Sulle orme verosimilmente di Dionisotti, altro illustre espatriato delle
lettere, Tuccini fa di Savovarola un poeta “settentrionale”. Era visto a
Firenze ancora nel 1496, alla vigilia della caduta, come “il Socrate ferrarese”,
ricorda. E conclude: “Le rime di Girolamo costituiscono una delle testimonianze
più alte e creative della poesia tardo-quattrocentesca di area settentrionale
(non fiorentina)”. Ma di questo non si vede come – a meno di non ridurre la
poesia di area settentrionale a calchi toscani.

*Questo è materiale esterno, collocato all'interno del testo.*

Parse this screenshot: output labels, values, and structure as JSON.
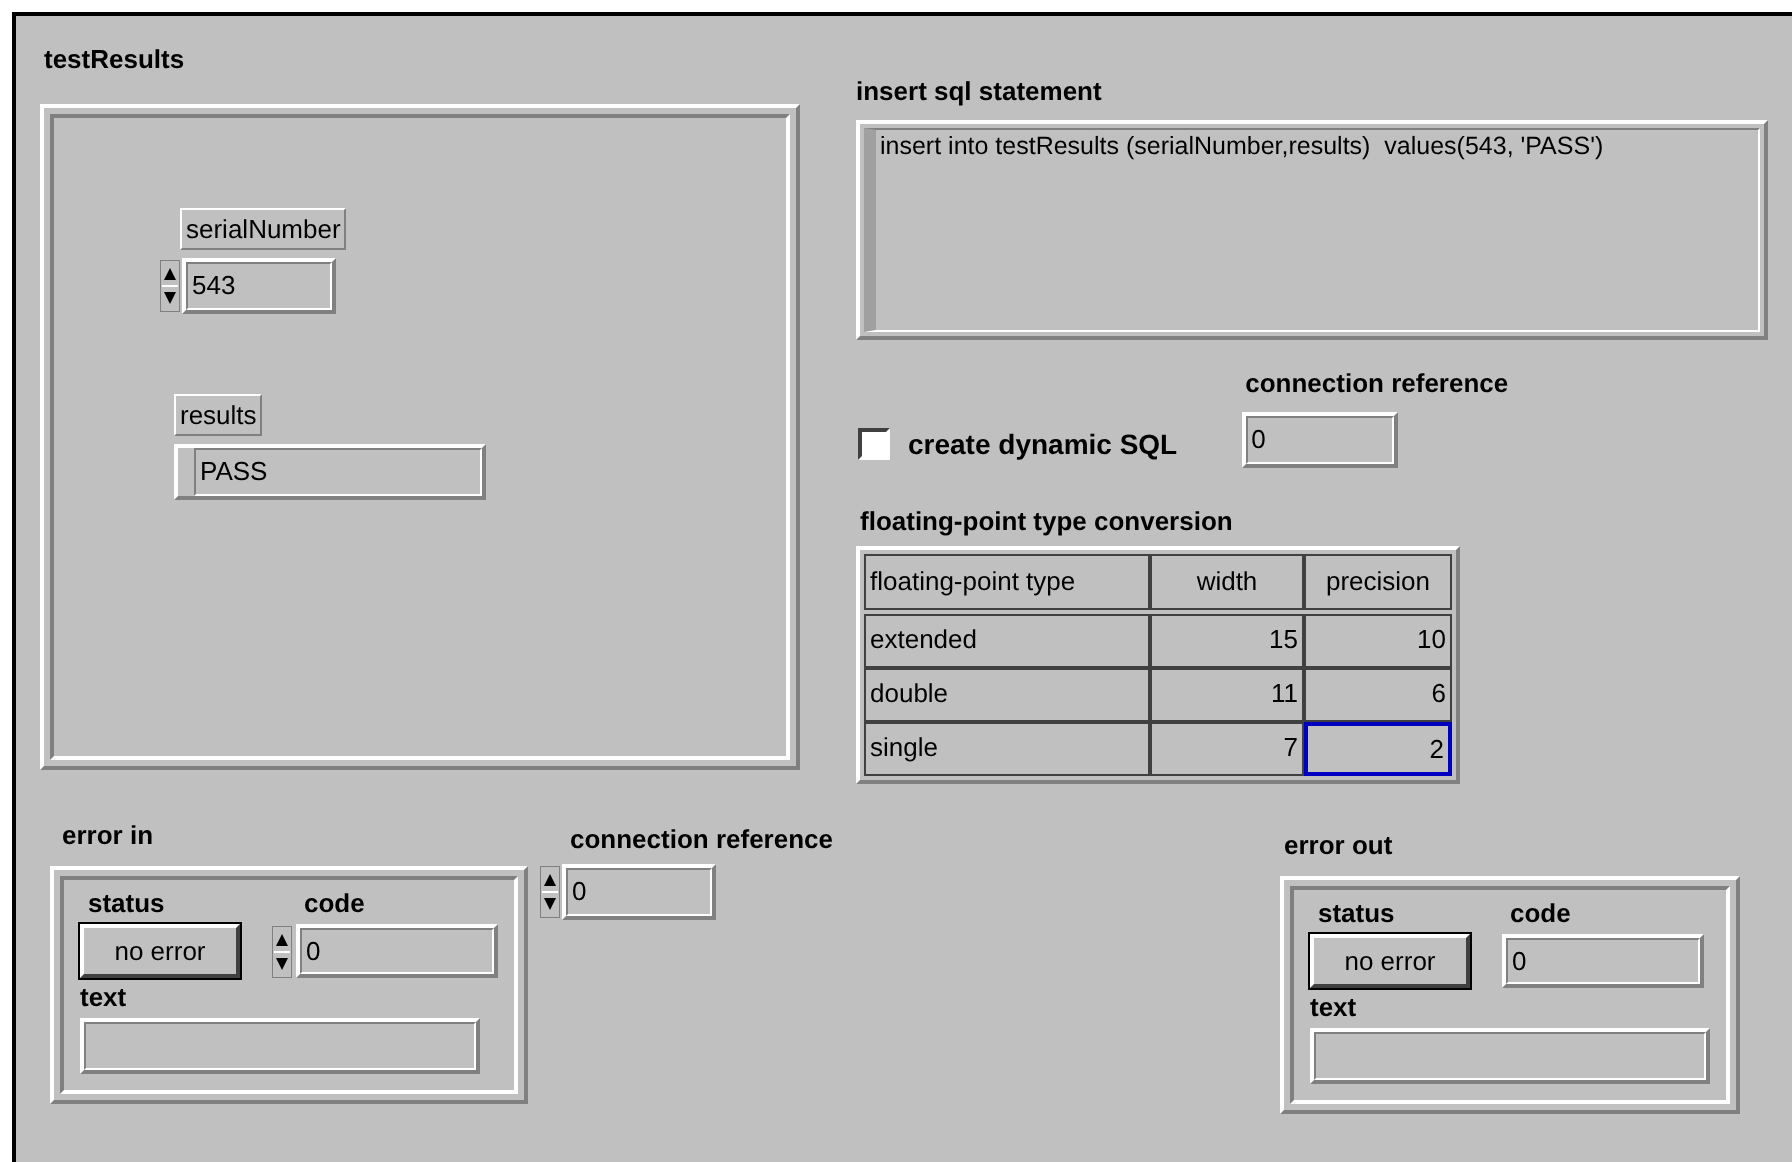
{
  "test_results": {
    "label": "testResults",
    "serial_number": {
      "label": "serialNumber",
      "value": "543"
    },
    "results": {
      "label": "results",
      "value": "PASS"
    }
  },
  "insert_sql_statement": {
    "label": "insert sql statement",
    "value": "insert into testResults (serialNumber,results)  values(543, 'PASS')"
  },
  "connection_reference_out": {
    "label": "connection reference",
    "value": "0"
  },
  "create_dynamic_sql": {
    "label": "create dynamic SQL",
    "checked": false
  },
  "type_conversion": {
    "label": "floating-point type conversion",
    "columns": [
      "floating-point type",
      "width",
      "precision"
    ],
    "rows": [
      {
        "cells": [
          {
            "text": "extended",
            "selected": false
          },
          {
            "text": "15",
            "selected": false
          },
          {
            "text": "10",
            "selected": false
          }
        ]
      },
      {
        "cells": [
          {
            "text": "double",
            "selected": false
          },
          {
            "text": "11",
            "selected": false
          },
          {
            "text": "6",
            "selected": false
          }
        ]
      },
      {
        "cells": [
          {
            "text": "single",
            "selected": false
          },
          {
            "text": "7",
            "selected": false
          },
          {
            "text": "2",
            "selected": true
          }
        ]
      }
    ]
  },
  "error_in": {
    "label": "error in",
    "status": {
      "label": "status",
      "value": "no error"
    },
    "code": {
      "label": "code",
      "value": "0"
    },
    "text": {
      "label": "text"
    }
  },
  "connection_reference_in": {
    "label": "connection reference",
    "value": "0"
  },
  "error_out": {
    "label": "error out",
    "status": {
      "label": "status",
      "value": "no error"
    },
    "code": {
      "label": "code",
      "value": "0"
    },
    "text": {
      "label": "text"
    }
  }
}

Lo spiritaccio del domenicano è sempre caustico, ma su
linee pietistiche, della colpa e dell’impossibile redenzione. Da subito, quando
a vent’anni decise di farsi frate. “Pieno di “insistenti rintocchi obituari” lo
dice lo stesso curatore, specialista in proprio di letteratura religiosa (Medio
Evo, Bernardino da Siena, il Rinascimento cristiano, la cultura spirituale
primo-novecentesca). Su linee misticheggianti: “I leitmotiv della croce e dell’amore sponsale sono alla base del
misticismo occidentale combinati sinergicamente ai temi del nulla umano (in cui
Dio si incarna, divinizzando il soggetto), della tenebra divina (la noche oscura di sangiovannea fattura)”.

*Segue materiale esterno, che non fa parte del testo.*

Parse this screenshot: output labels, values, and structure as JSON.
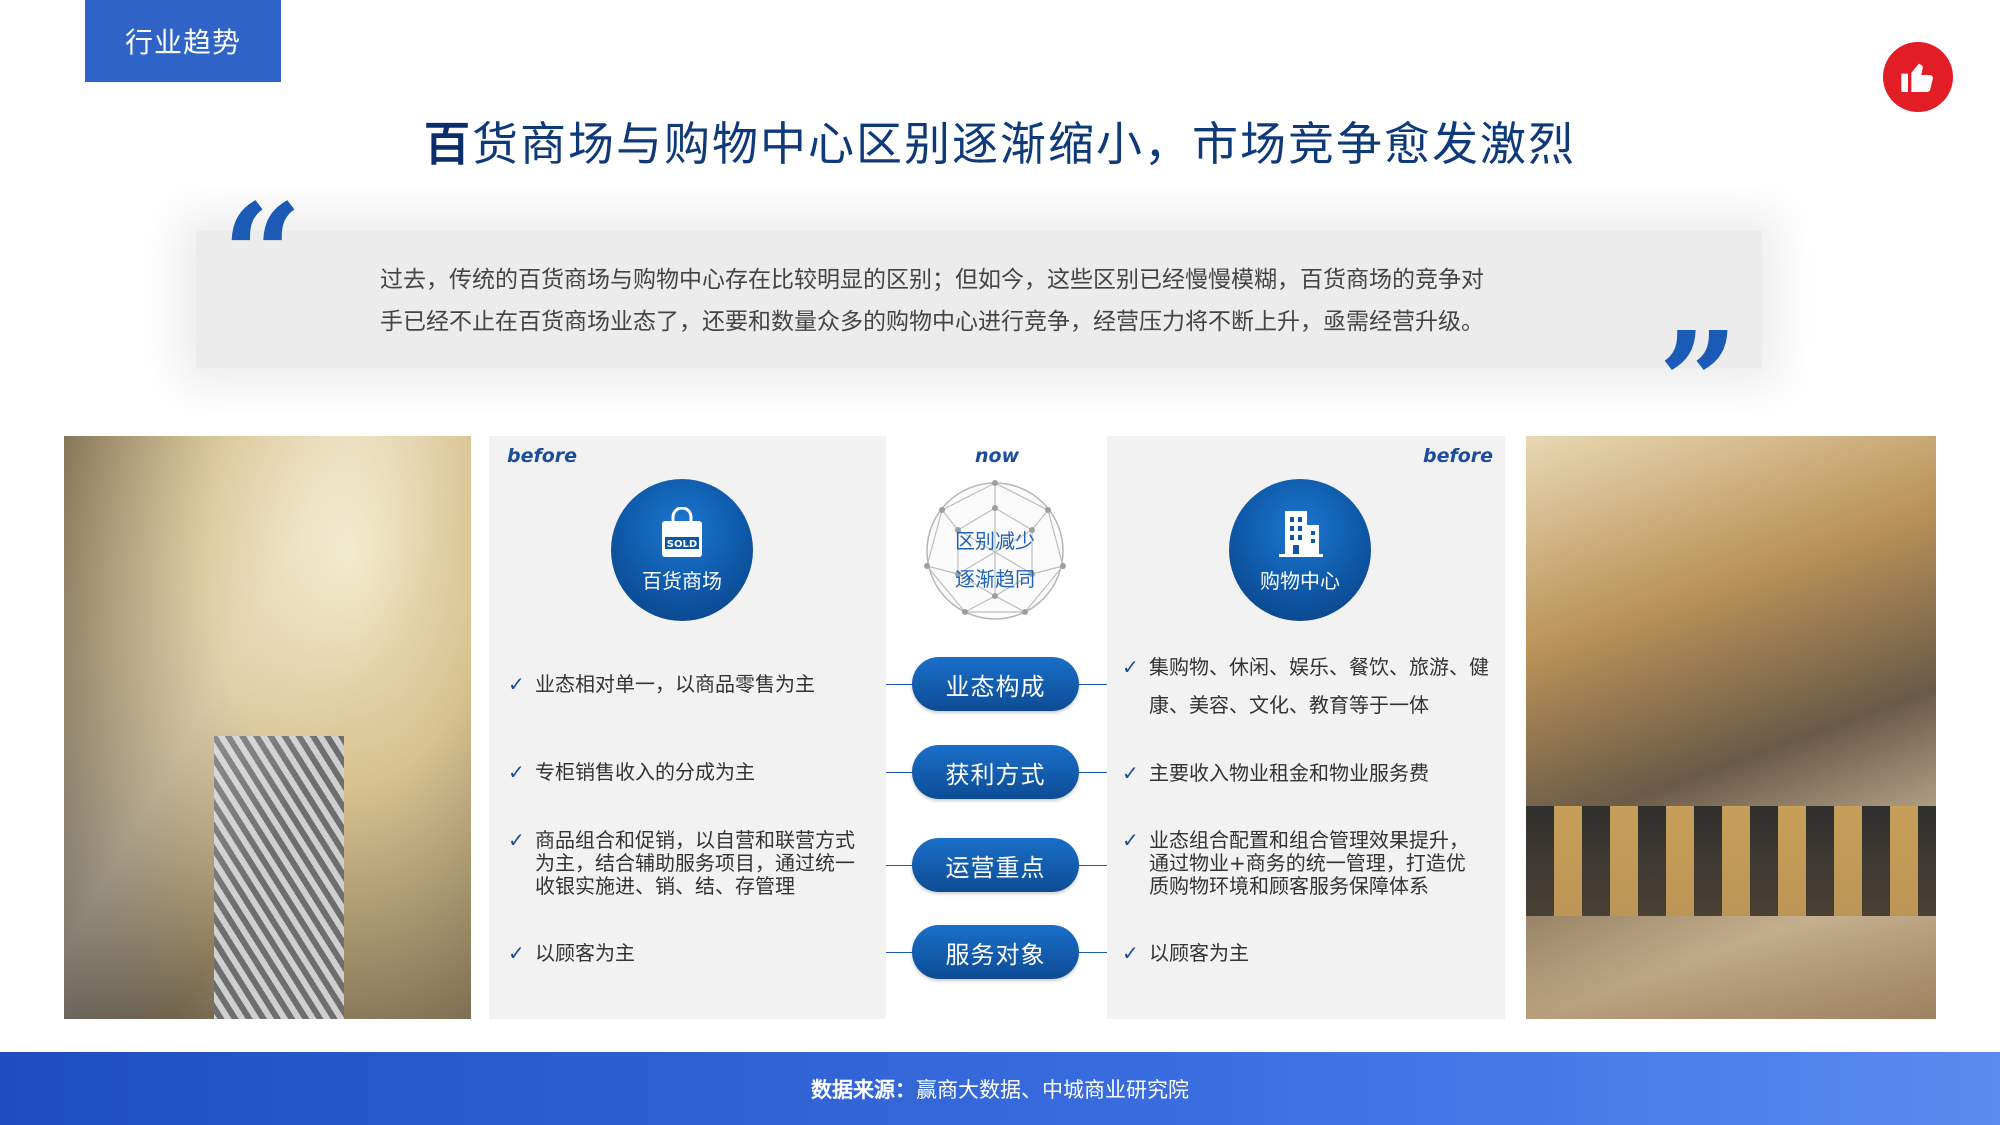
{
  "header": {
    "tag": "行业趋势"
  },
  "title": {
    "lead": "百",
    "rest": "货商场与购物中心区别逐渐缩小，市场竞争愈发激烈"
  },
  "quote": {
    "line1": "过去，传统的百货商场与购物中心存在比较明显的区别；但如今，这些区别已经慢慢模糊，百货商场的竞争对",
    "line2": "手已经不止在百货商场业态了，还要和数量众多的购物中心进行竞争，经营压力将不断上升，亟需经营升级。"
  },
  "left_panel": {
    "era": "before",
    "icon": "shopping-bag-icon",
    "circle_label": "百货商场",
    "items": [
      "业态相对单一，以商品零售为主",
      "专柜销售收入的分成为主",
      "商品组合和促销，以自营和联营方式为主，结合辅助服务项目，通过统一收银实施进、销、结、存管理",
      "以顾客为主"
    ]
  },
  "center": {
    "era": "now",
    "network_line1": "区别减少",
    "network_line2": "逐渐趋同",
    "pills": [
      "业态构成",
      "获利方式",
      "运营重点",
      "服务对象"
    ]
  },
  "right_panel": {
    "era": "before",
    "icon": "building-icon",
    "circle_label": "购物中心",
    "items": [
      "集购物、休闲、娱乐、餐饮、旅游、健康、美容、文化、教育等于一体",
      "主要收入物业租金和物业服务费",
      "业态组合配置和组合管理效果提升，通过物业+商务的统一管理，打造优质购物环境和顾客服务保障体系",
      "以顾客为主"
    ]
  },
  "footer": {
    "label": "数据来源：",
    "sources": "赢商大数据、中城商业研究院"
  },
  "colors": {
    "brand_blue": "#1c5bb5",
    "accent_red": "#e21d25",
    "panel_gray": "#f2f2f2"
  }
}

Il primo componimento intitola “De Ruina Mundi”. Ad
esso fa seguire due anni dopo un “De Ruina Ecclesiae”. Contemporaneamente redigeva
in latino un trattatello “De Contemptu Mundi”, il suo rifiuto del mondo. Ma
non senza ambizioni: il fondo delle sue riflessioni è, nelle parole di Tuccini,
“la mistica dell’infinita finitudine”, l’indiamento. Da ultimo nel martirio: il
martirio è il magnum argumentum del
dialogo “De veritate prophetica”, 1497 (“solo così Dio può fare di un peccatore
un santo”), ed echi se ne trovano nelle laudi. Il rogo verrà poco dopo, in
piazza della Signoria, il 23 maggio 1498. Un percorso che sembra lineare,
sebbene abnorme.
Un’edizione con un curioso contrappunto. L’animosità,
in tralice, rilevabile dalla note, di Franco Cordero, che a Savonarola dedica
ben quattro volumi, contro la prosodia e la poesia del frate: “Pastiche coniugal-genetico” dice del
brevissimo Salve Regina intitolato “Ad Virginem” – “brutti versi che non
meritavano tanto impegno calligrafico”. O “sfrenatamente mariolatrico, sebbene
maculista”. O della Ascensione: "Caleidoscopio teologal-astronomico". Vendetta di filologo? Arroganza di interprete?